In the blink of an eye Valencia's revenue dropped dramatically from €200million (£180m) to €100m (£90m). Murthy, who can show off a wry smile now with Valencia in a much more stable position, had some big decisions to make.
There was a section among the support that took issue with some of those decisions, most notably the decision to sell five first team players.
Dani Parejo and Francis Coquelin moved to Villarreal, Rodrigo went to Leeds and hot-shot winger Ferran Torres left for Manchester City.
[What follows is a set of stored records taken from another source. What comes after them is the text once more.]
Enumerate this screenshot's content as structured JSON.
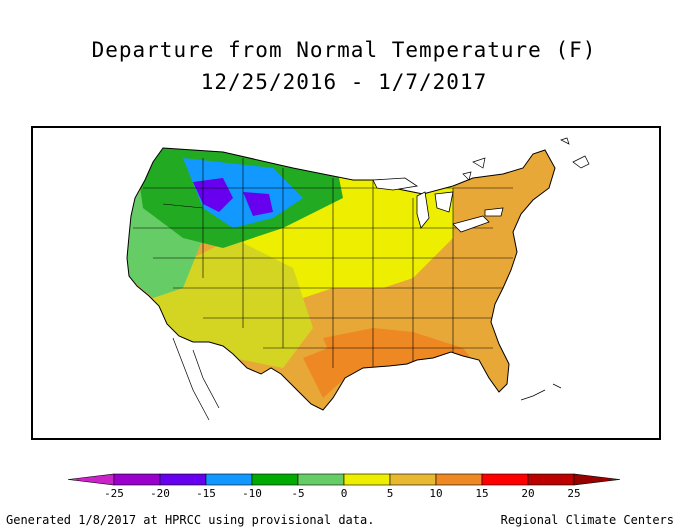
{
  "title": "Departure from Normal Temperature (F)",
  "date_range": "12/25/2016 - 1/7/2017",
  "legend": {
    "ticks": [
      "-25",
      "-20",
      "-15",
      "-10",
      "-5",
      "0",
      "5",
      "10",
      "15",
      "20",
      "25"
    ],
    "colors": [
      "#cc22cc",
      "#9900cc",
      "#6600ee",
      "#1199ff",
      "#00aa00",
      "#66cc66",
      "#eeee00",
      "#e8b830",
      "#ee8822",
      "#ff0000",
      "#bb0000",
      "#990000"
    ]
  },
  "regions": {
    "northwest": {
      "color": "#22aa22",
      "departure": "-10 to -5"
    },
    "northern_rockies": {
      "color": "#1199ff",
      "departure": "-15 to -10"
    },
    "rockies_core": {
      "color": "#6600ee",
      "departure": "-20 to -15"
    },
    "west_coast": {
      "color": "#66cc66",
      "departure": "-5 to 0"
    },
    "southwest_plains": {
      "color": "#dddd22",
      "departure": "0 to 5"
    },
    "midwest": {
      "color": "#eeee00",
      "departure": "0 to 5"
    },
    "east_south": {
      "color": "#e8a838",
      "departure": "5 to 10"
    },
    "gulf": {
      "color": "#ee8822",
      "departure": "10 to 15"
    }
  },
  "footer": {
    "left": "Generated 1/8/2017 at HPRCC using provisional data.",
    "right": "Regional Climate Centers"
  }
}
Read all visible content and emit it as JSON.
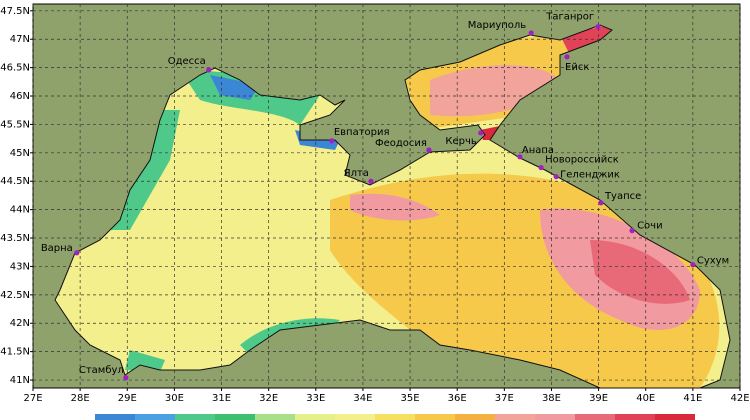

Geoffrey Kondogbia criticised Murthy on social media and his relationship in the dressing room had soured prior to him leaving for Atletico Madrid, who Valencia host at the Mestalla on Saturday.
Club officials were followed around the city by a mariachi band, ultras were furious at the lack of new arrivals and new boss Javi Gracia held his concerns about their ability to compete.
The five key sales again proved a big talking point with international media assembled on a Zoom call with Murthy. But asked whether the departures were regrettable, whether Valencia was now worse off, Murthy was defiant.
'I don't think we sold our best players, that's number one,' he said.
'We sold players for the very simple reason that we saw revenue of €200m drop to €100m. If you don't sell players, you don't have money to pay salaries, to pay debts, to pay service providers who help the functioning of the club. I repeat, we didn't sell the best players, they are very much still with us.'
Murthy's mind is never far from March when he concedes he was 'frightened' for LaLiga with so much uncertainty.
Many clubs rely almost exclusively on money from the TV deal and so with negotiations left regarding rebates and possible early termination, it was a time of real jeopardy.
'What shook the world when we shut down was that nobody understood,' he added. 'What were the protocols to return to training? Everything started from scratch.
'I think everything has been handled extremely well. It hit us like a storm but LaLiga and all the clubs reacted really well.
'It was quite frightening at that point because any little thing you didn't solve then could sink the ship.'
LaLiga president Javier Tebas told Marca this month that there is likely a €500m black hole that needs to be filled to complete the season but Murthy is more optimistic now than he was eight months ago.
'I am more optimistic now than I was in March because we have gained more experience,' he said. 'LaLiga has so many structures set up to deal with emergency.'
There is an excitement about Murthy as talk turns from the sales to those who will benefit, namely those in the Academy.
Yunus Musah, formerly of Arsenal's youth set up, has been a revelation having stepped up into the first team but there have been others.
Against Getafe last month there were seven academy players in the starting XI and in the win over Real Madrid, it was those from the youth ranks that put Zinedine Zidane's champions to the sword.
'The academy today is fuelling a strong identity for the club. I call it Project Academy,' Murthy said.
'In the longer term, what are we trying to deal with? We want to use the academy to fuel the identity and philosophy. We want a minimum of seven academy players in the first team. This situation has given us the chance to do something we've wanted to do for years.'
There is no Champions League this year, or even Europa League football, but there is real optimism that the tide is turning in Valencia.
The kids are stepping up to fill the void of those who were sent packing this summer.
Atletico are up next and as their city rivals learned, Project Academy is no pushover at the Mestalla this season.